With that shared knowledge, two partners can know the limits of the bond they share – and can compromise around those limits. Most importantly, they can discard the misery of unmet expectations, because they will have openly agreed on what can and can’t be expected.

Having eliminated from our relationships the dead weight of pointless wanting, we can then focus on all the things we gain from the person we love, instead of all the ways we think they have failed us. In place of voids and holes, we can see strengths and supports. In place of resentment, we can feel appreciation.

By removing the power of hopeless expectations, we free ourselves to do what we can do for one another, to be what we can be for each other.

A crucial final element in this equation is what to do when one partner has a need that can’t be compromised and the other has a true inability to fulfill it. If love is to survive, it’s the obligation of both partners to make sure that need is being met outside of the relationship.
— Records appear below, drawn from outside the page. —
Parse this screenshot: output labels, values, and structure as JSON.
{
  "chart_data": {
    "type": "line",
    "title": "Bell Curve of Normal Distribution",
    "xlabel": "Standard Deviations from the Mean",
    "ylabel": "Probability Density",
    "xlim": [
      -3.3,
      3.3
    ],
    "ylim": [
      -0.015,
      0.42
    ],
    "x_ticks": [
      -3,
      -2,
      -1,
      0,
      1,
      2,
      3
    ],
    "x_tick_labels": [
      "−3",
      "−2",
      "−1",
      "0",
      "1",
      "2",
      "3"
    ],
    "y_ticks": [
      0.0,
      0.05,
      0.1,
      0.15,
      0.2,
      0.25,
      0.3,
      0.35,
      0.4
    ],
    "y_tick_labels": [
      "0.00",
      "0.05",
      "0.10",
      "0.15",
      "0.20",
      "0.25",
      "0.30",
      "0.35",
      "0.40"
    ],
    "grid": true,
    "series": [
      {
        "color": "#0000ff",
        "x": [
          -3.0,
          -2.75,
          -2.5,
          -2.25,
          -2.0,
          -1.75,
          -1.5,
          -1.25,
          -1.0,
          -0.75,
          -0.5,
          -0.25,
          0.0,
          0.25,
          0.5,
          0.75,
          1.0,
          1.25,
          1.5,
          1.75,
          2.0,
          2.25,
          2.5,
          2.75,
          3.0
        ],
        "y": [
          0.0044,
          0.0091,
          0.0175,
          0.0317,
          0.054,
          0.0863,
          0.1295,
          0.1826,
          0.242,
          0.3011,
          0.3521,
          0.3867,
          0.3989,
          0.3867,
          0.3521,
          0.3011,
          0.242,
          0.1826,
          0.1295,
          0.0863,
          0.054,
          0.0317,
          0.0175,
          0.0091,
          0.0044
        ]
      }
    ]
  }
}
We should not expect our loved ones to suffer in hunger just because we do not have the particular food they need.

If one partner burns to share the great outdoors while the other is an agoraphobe ...

If one must dance and the other hates crowds and music ...

If one needs passionate arguments of the mind but the other can’t stand intellectualizing ...

Then it is our duty not just to offer but to insist on giving our partner the freedom to exercise their wants, their needs, their dreams. If it can’t happen within the bounds of the relationship, we must encourage it beyond ... and we must be happy to see our partner enjoy that freedom when they take it, knowing that our insistence on their liberty is the best means we have of giving them joy.

Real love is not a binding that restricts. It is the devotion to bestowing delight. It is the desire to free one's beloved from want. And it is the appreciation of all that one's beloved is, including all of his or her needs, both those we can meet and even – or especially – those we cannot.

Thank you, goddess of love, for the opportunity to be what we can, and the generosity to let go where we must.